Though not as prevalent but far more potent than CO2, the major ``greenhouse gas,'' CFCs are the easiest component of the problem to solve, says David Wirth, a lawyer at the Natural Resources Defense Council.

As recent reports have focused attention on the problems, even a relatively small move by corporations to reduce chemical pollutants is welcomed by environmentalists. Still, it will not be until after the year 2000 that the chemicals already in the atmosphere can be eliminated, Mr. McGuire says.

Major international CFC producers have been exploring alternative compounds and working to prepare their producers for the transition, as well as pooling some toxicity testing results with competitors to speed up the process.

Still, despite the unusual amount of cooperation in the industry, ``it's a very hot competitive race into the market for alternatives,'' says Katherine Forte, spokeswoman at Du Pont. As such, Du Pont is trying to open a manufacturing plant to produce commercial quantities of alternative compounds before year's end.

But this scramble to make the quickest possible transition has raised some concerns among users of CFCs, who are aware that no alternatives have been found to match the efficiency and durability of today's compounds.

If Du Pont and others cease CFC production by 2000, a variety of products already in the field will be left high and dry, McGuire says.

Though he suspects there will still be other companies willing to make CFC compounds and fill the gap, Mr. McGuire hopes the Montreal Protocol will not be toughened, going for a complete phase-out instead of the 50 percent reduction by the end of the century it calls for.

There is mounting pressure for a revision, however, both from Congress, where a bill calling for 95 percent phase-out by 1996 is pending in the Senate Environmental and Public Works Committee, and from the scientific community, which reports new evidence of a direct connection between an abundance of CFCs in the atmosphere and a loss of ozone.

Some environmental groups say that without some enforced incentives, companies are not going to move fast enough.

``The demand for existing chemicals is expected to remain high in the short term, and their price is expected to go up ... but the cost of new chemicals will also be high,'' says Mr. Wirth at the Natural Resource Defense Council.
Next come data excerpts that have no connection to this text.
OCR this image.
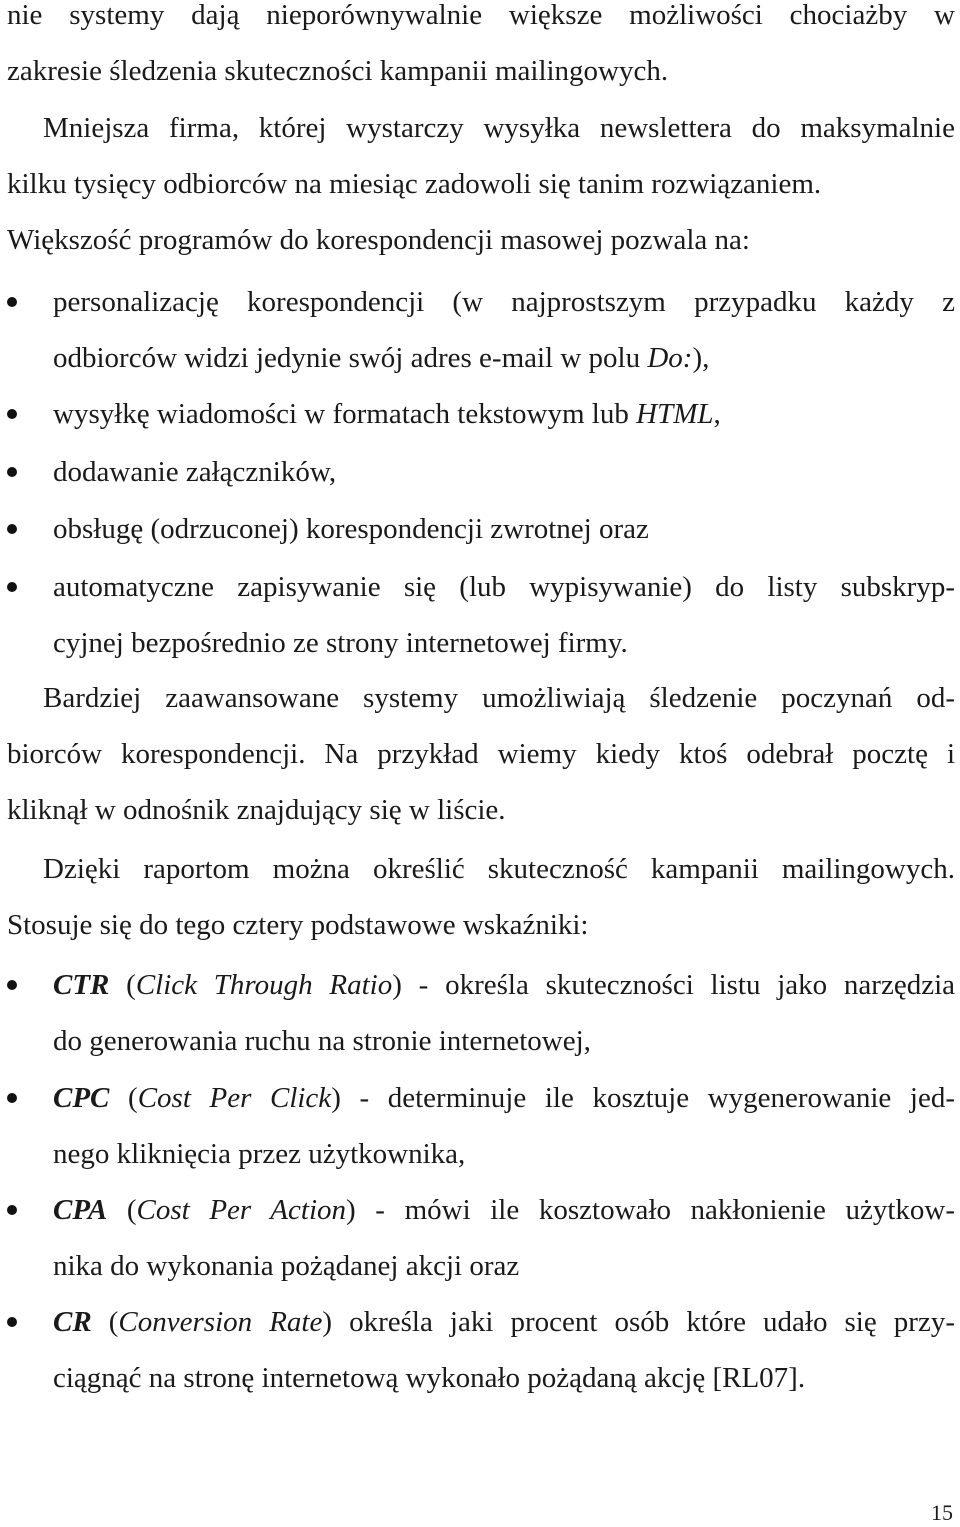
nie systemy dają nieporównywalnie większe możliwości chociażby w
zakresie śledzenia skuteczności kampanii mailingowych.
Mniejsza firma, której wystarczy wysyłka newslettera do maksymalnie
kilku tysięcy odbiorców na miesiąc zadowoli się tanim rozwiązaniem.
Większość programów do korespondencji masowej pozwala na:
personalizację korespondencji (w najprostszym przypadku każdy z
odbiorców widzi jedynie swój adres e-mail w polu Do:),
wysyłkę wiadomości w formatach tekstowym lub HTML,
dodawanie załączników,
obsługę (odrzuconej) korespondencji zwrotnej oraz
automatyczne zapisywanie się (lub wypisywanie) do listy subskryp-
cyjnej bezpośrednio ze strony internetowej firmy.
Bardziej zaawansowane systemy umożliwiają śledzenie poczynań od-
biorców korespondencji. Na przykład wiemy kiedy ktoś odebrał pocztę i
kliknął w odnośnik znajdujący się w liście.
Dzięki raportom można określić skuteczność kampanii mailingowych.
Stosuje się do tego cztery podstawowe wskaźniki:
CTR (Click Through Ratio) - określa skuteczności listu jako narzędzia
do generowania ruchu na stronie internetowej,
CPC (Cost Per Click) - determinuje ile kosztuje wygenerowanie jed-
nego kliknięcia przez użytkownika,
CPA (Cost Per Action) - mówi ile kosztowało nakłonienie użytkow-
nika do wykonania pożądanej akcji oraz
CR (Conversion Rate) określa jaki procent osób które udało się przy-
ciągnąć na stronę internetową wykonało pożądaną akcję [RL07].
15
The EPA has projected that the five American CFC producers stand to gain profits of about $7 billion as a result of the protocol and subsequent supply shortages. Indeed, Du Pont's profits from the sale of CFCs in 1987 were 50 percent higher than in 1986, says Mr. Wilbur. The company has said it will use the bulk of those profits for alternative research.

The energy crisis in the early 1970s made manufacturers even more dependent on the chlorine compounds, since CFC 11 and 12 increase energy efficiency, says Marion Stamos, spokeswoman at the Association of Home Appliance Manufacturers.

But that creates a problem for certain manufacturers that use CFC compounds 11 and 12 to increase efficiency so they won't violate the National Appliance Energy Conservation Act of 1987.

``Just to get to the 1990 efficiency level, they will still have to redesign about 59 percent of the 1988 models,'' Ms. Stamos says.